RevenueCat dashboard with Claude — FAQ

Do I need to paste my RevenueCat API key anywhere?
No. The remote RevenueCat MCP server at mcp.revenuecat.ai authenticates over OAuth, so you authorize the account through a consent screen instead of pasting a key. For an unattended agent, use a read-only API v2 secret key — never a write-enabled key, and never committed to a repo.
Is the dashboard live or a snapshot?
A snapshot. It contains the numbers Claude pulled when it built the file; it does not re-query RevenueCat when someone opens the link. To refresh it, ask Claude to repull and re-push to the same URL — or put that on a daily schedule so the stable link always shows current numbers.
Can my team comment without a RevenueCat or Claude account?
Yes. The dashboard is published to a Drafty canvas link that renders in any browser. Reviewers click the exact element they want changed and leave a pinned comment with no login required. Only the person connecting RevenueCat needs access to the account.

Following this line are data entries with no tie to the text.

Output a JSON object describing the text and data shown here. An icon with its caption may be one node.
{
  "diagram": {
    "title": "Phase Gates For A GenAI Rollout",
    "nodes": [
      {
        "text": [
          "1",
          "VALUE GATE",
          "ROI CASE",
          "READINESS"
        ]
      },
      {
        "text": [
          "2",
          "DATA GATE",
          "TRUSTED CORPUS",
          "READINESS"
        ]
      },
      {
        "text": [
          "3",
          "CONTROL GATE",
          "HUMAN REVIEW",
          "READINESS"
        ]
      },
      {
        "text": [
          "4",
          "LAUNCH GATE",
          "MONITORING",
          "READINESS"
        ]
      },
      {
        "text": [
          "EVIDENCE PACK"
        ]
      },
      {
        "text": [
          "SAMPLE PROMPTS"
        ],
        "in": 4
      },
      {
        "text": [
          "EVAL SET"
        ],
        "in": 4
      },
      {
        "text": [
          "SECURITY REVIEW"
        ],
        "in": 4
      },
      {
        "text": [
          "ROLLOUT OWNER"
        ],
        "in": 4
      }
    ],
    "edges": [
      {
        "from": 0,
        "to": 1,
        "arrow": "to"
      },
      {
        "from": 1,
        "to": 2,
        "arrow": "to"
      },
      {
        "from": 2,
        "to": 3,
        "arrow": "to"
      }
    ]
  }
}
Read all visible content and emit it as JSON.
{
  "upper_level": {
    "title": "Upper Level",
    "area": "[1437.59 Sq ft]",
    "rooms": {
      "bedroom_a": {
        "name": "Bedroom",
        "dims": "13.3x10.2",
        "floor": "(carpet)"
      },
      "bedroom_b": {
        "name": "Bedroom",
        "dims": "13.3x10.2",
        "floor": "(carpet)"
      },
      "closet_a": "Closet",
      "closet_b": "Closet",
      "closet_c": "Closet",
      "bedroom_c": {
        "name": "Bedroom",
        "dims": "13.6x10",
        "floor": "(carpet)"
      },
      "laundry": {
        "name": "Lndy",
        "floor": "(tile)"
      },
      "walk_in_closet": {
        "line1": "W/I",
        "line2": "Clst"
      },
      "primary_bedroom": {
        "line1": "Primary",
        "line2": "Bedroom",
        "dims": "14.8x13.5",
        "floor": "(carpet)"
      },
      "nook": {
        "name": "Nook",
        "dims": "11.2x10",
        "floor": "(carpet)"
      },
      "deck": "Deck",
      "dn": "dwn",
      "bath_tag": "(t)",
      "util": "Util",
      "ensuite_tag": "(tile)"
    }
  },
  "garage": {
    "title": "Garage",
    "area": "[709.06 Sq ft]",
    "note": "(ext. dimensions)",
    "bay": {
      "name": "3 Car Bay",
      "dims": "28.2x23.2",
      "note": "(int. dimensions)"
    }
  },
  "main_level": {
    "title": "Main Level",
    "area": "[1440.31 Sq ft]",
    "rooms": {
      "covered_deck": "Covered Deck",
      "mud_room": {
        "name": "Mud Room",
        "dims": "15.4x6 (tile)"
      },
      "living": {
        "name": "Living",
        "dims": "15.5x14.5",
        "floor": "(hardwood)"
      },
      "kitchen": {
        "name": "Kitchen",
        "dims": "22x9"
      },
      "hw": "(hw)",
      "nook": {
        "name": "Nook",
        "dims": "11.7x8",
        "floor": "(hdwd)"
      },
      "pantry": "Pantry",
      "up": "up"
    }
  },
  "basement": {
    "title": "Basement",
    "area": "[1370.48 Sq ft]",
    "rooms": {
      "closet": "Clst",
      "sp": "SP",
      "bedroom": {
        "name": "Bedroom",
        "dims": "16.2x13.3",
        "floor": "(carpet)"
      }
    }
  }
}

Is it safe to give Claude access to my RevenueCat project?
Connect with OAuth or a read-only API v2 secret key, and a subscriptions dashboard never needs more than that. Every tool call is mediated by the MCP server, and in Claude you approve actions. Don't grant a write-enabled key for a read-only reporting task.
How is this different from the RevenueCat Charts dashboard?
RevenueCat Charts is the governed source of truth for your live subscription metrics — the right place for definitive numbers. This approach is for a fast, shareable snapshot you can spin up in minutes, lay out exactly how your team thinks about it, and iterate by talking to Claude, then collect feedback on inline. Different jobs: one is a standing system, the other is a quick reviewable deliverable.